In his book, Power describes what he calls an environmental view of the economy. People locate in certain sites because of the social and environmental amenities. The increase in population results in a lower-cost supply of labor, which attracts business and investment, which in turn raises the number of people the community can support. The resulting economy is more broad-based and healthier than one that relies heavily on one industry or commodity.
"There are clearly places in the West that are developing in response to environmental quality," Barrett agrees. "I think it's a way of developing pockets in the Montana economy, and pockets are probably all one can talk about in such a sparsely settled and developed landscape.
"But I'm also concerned about how well we can survive that kind of development. Parts of Montana are attractive right now because they are the 'right package.' But the usual prediction is that as more and more people move in to take advantage of the package, the quality of the package declines," Barrett says. "Yes, Montana can enjoy some degree of development based on environmental quality, but there is also danger and disruption involved in that development."

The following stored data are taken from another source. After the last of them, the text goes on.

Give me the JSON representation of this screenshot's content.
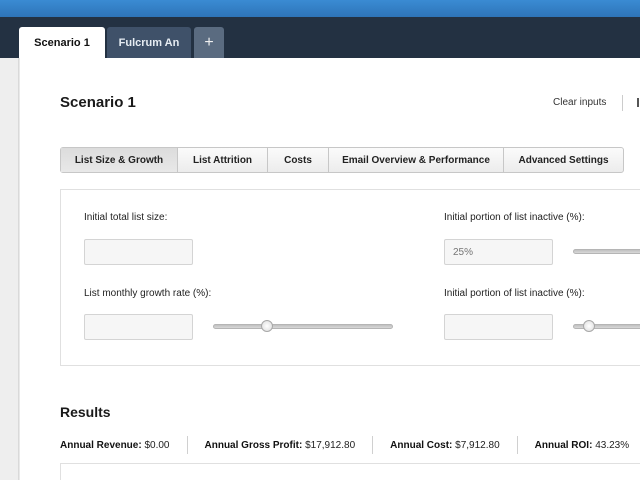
{
  "tabs": {
    "active": "Scenario 1",
    "second": "Fulcrum An",
    "add_label": "+"
  },
  "page": {
    "title": "Scenario 1",
    "clear_inputs": "Clear inputs"
  },
  "subtabs": [
    {
      "label": "List Size & Growth",
      "active": true
    },
    {
      "label": "List Attrition",
      "active": false
    },
    {
      "label": "Costs",
      "active": false
    },
    {
      "label": "Email Overview & Performance",
      "active": false
    },
    {
      "label": "Advanced Settings",
      "active": false
    }
  ],
  "form": {
    "initial_list_size": {
      "label": "Initial total list size:",
      "value": "",
      "placeholder": ""
    },
    "inactive_1": {
      "label": "Initial portion of list inactive (%):",
      "value": "",
      "placeholder": "25%"
    },
    "growth_rate": {
      "label": "List monthly growth rate (%):",
      "value": "",
      "placeholder": "",
      "slider_fraction": 0.3
    },
    "inactive_2": {
      "label": "Initial portion of list inactive (%):",
      "value": "",
      "placeholder": ""
    }
  },
  "results": {
    "title": "Results",
    "metrics": [
      {
        "label": "Annual Revenue:",
        "value": "$0.00"
      },
      {
        "label": "Annual Gross Profit:",
        "value": "$17,912.80"
      },
      {
        "label": "Annual Cost:",
        "value": "$7,912.80"
      },
      {
        "label": "Annual ROI:",
        "value": "43.23%"
      }
    ]
  },
  "colors": {
    "topbar": "#2e74b8",
    "tabbar": "#233142",
    "active_tab": "#ffffff",
    "inactive_tab": "#3f5169"
  }
}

Power doesn't believe the environmental economy has to result in its own version of the Rust Belt. Instead, he believes there is a middle ground, where individuals opt for quality over quantity and thus consume fewer resources. In settings where the economic value of aesthetics is important, he encourages communities to strive for a mix of traditional industry, small business and service jobs.
Polzin, whose bureau predicts steady but slow growth for the state through 2010, takes comfort in the sameness of change. "Economists are always saying the economy's changing," he says. "What doesn't change are the changes."
Kim Anderson is a writer in Missoula.